Уже двенадцать томов сейчас издал. Там, правда, не всё стихи. Но из них три больших тома — чисто стихи. По— настоящему нового я написать сейчас не могу, а зачем повторять старое? Это было бы уже избыточностью с моей стороны. Зачем? Это уже не интересно. Новое найти в наше время — не так просто. Это очень сложная задача. Хотя это от поэта не зависит…

Знаете, что один шейх в Дагестане мне сказал? (Вообще шейхи — очень культурные люди, очень умные, много знающие и уважительные.) Муфтий Дагестана однажды позвонил мне и говорит, что вот такой-то шейх сидит у него дома и просит, чтобы я прочитал ему поэму, которая тогда ещё не была опубликована. Машину, говорит, вышлет. Я говорю: не надо, я сам приеду. Пришёл. Там оказалось человек пятнадцать мужчин. Ученики тоже сидят. Я начал чтение.
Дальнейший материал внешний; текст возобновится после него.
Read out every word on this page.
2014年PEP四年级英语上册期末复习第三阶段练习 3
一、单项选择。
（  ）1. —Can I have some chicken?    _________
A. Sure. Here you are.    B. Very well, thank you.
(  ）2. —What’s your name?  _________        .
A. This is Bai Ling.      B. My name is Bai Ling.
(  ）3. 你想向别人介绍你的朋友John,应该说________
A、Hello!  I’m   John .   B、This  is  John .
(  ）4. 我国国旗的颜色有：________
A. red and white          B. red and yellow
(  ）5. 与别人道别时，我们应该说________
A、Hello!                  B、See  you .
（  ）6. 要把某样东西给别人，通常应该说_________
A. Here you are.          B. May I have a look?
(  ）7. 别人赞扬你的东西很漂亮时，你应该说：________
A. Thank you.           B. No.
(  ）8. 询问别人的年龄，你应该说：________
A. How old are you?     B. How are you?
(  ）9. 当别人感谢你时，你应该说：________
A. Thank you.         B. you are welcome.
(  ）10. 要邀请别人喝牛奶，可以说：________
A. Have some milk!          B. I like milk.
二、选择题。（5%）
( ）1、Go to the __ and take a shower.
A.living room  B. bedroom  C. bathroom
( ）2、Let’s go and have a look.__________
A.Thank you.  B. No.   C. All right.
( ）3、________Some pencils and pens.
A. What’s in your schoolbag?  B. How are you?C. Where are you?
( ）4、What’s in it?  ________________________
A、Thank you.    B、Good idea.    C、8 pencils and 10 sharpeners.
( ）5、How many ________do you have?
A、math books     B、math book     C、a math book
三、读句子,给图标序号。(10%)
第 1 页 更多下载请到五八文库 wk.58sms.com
Поэму я знал наизусть, но делал вид, что читаю с листа, и следил за выражением их лиц, как они воспринимают, потому что в тексте были очень жёсткие вещи в отношении религиозных людей. Мне было интересно посмотреть, как они на это всё отреагируют. Поверьте, я никогда такой аудитории не имел! В течение трёх часов. Правда, мне пришлось читать с комментариями, потому что многого они не могли понять… Когда я завершил, никаких обсуждений или чего-то подобного не состоялось. Все выпили со мной чаю и вышли, чтобы провожать меня на улицу. Я подаю каждому руку. А в конце — этот шейх (его, кстати, потом взорвали — убили), он стоял последним. Я подал ему руку. Надо сказать, что обязанность каждого прихожанина по традиции — поцеловать руку шейху. А он вместо этого взял сам мою руку и поцеловал. Мне всё это не нравится чисто по человечески, но раз он так сделал, значит я тоже потянул его руку, чтобы тоже поцеловать… но он не дал. И тогда он сказал: «Не думай, что это ты написал. Когда ты сидел и писал, над твоей головой был ангел и каждую букву кидал под твоё перо… ». Такую оценку я не слышал, чтобы кто-нибудь получал…

А у вас у самого действительно было такое ощущение, когда вы писали, что ангел кидал вам буквы под перо?

— Нет, откуда! (смеётся)… Но он, видите ли, дал такую очень серьёзную оценку. Он, между прочим, сам — тоже поэт. Издавал много книг. Хороший был поэт религиозный.